Automated Assembly Line

Using collaborative robotics to create an efficient product assembly line.

Fully

Automated

This video shows, from start to finish, the automated assembly line created by my team and me. The purpose of the assembly line was to manufacture and assemble a two part product, which in our case was a calculator holder. One of the roles I played was designing the product for milling operations using SolidWorks.

The challenge of designing these parts was due to the constraints introduced by the CNC mill and assembly procedure. With this in mind, I designed the product for optimal throughput. I modeled each part so that it required only one milling operation and met the tolerances for assembly.

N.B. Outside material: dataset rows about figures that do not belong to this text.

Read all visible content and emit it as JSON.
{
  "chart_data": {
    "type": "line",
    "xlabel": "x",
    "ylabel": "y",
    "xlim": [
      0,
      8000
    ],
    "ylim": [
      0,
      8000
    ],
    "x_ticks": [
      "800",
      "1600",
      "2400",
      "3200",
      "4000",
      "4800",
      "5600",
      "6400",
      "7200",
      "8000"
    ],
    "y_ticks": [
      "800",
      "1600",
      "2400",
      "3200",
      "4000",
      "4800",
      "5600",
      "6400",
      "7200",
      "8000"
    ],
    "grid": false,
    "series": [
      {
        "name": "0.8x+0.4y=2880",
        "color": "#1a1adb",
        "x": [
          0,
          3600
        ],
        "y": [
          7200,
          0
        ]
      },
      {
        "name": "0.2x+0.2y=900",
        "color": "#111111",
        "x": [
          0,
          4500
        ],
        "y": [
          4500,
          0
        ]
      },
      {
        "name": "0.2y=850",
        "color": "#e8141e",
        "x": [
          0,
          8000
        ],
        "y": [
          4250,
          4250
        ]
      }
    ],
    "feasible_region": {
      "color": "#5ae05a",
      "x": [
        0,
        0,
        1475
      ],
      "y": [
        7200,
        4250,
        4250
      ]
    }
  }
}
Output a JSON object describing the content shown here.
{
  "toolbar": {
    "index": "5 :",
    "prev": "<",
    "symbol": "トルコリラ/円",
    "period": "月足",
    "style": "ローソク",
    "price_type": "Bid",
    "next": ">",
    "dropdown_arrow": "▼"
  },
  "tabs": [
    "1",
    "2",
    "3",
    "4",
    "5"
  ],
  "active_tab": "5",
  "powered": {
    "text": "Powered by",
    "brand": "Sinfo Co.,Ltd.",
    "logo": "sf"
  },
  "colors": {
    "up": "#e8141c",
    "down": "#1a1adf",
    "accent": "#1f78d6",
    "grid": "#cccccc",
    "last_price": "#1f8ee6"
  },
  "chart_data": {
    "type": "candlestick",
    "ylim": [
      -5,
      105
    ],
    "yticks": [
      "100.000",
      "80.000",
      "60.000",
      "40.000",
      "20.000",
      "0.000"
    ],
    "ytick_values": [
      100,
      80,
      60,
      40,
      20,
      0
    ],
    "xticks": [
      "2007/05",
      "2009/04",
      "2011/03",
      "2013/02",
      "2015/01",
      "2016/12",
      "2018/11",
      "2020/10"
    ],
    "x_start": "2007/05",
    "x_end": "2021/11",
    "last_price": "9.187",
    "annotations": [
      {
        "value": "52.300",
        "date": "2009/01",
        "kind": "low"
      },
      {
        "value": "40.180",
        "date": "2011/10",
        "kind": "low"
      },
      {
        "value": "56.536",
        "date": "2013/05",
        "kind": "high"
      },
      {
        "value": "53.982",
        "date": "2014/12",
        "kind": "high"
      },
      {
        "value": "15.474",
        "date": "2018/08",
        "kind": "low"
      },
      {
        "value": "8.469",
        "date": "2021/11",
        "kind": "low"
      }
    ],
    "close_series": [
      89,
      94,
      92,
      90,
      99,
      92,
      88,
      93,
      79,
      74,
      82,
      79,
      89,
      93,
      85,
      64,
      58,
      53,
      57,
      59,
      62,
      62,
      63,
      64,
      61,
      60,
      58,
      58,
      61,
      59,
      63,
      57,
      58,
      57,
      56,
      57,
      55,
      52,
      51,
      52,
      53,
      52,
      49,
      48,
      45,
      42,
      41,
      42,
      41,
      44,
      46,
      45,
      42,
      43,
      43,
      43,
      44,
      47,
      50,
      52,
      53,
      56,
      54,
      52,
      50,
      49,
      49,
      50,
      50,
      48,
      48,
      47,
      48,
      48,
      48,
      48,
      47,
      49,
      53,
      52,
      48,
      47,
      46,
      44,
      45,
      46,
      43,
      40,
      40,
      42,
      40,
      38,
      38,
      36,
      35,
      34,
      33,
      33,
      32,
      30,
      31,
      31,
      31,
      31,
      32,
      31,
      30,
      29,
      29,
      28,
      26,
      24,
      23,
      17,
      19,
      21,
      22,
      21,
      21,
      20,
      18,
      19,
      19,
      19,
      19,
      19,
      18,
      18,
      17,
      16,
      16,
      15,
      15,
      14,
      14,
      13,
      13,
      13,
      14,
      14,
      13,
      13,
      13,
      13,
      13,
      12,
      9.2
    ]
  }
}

In oder for the two parts to be assembled, I added a ramp to the acrylic piece. This allowed for the force of friction to be overcome much more easily than the original 90° design. In order for the stock material to be milled, I created the milling processes for each part in GibbsCAM. I minimized the error from the CNC mill by creating processes such as rounded corners and second-pass contours.

Another responsibility of mine was to program the robotic arm for the milling station. This task consisted of programming the robot to place/remove the stock material into the CNC mill. In addition, the parts needed to palletized and placed onto the conveyor belt.


Calculator Holder

The finished product of this assembly line was a calculator holder for students' desks. The purpose of this project was to implement lean manufacturing principles in combination with collaborative robotics to create an efficient, fully automated, product assembly line. Some statistics from the manufacturing procedure can be viewed below.

Throughput

1 part/600 seconds


Steady-state WIP

2.5


Cycle time

1500 seconds

Upon completion of the manufacturing process, I calculated the throughput, steady-state WIP, and cycle time. While designing the process, an emphasis was placed on the robot’s pathways. Each pathway was optimized in order to reduce time spent on robot movement, which led to reduced cycle time. The team designed around six-sigma manufacturing techniques in order to optimize yield.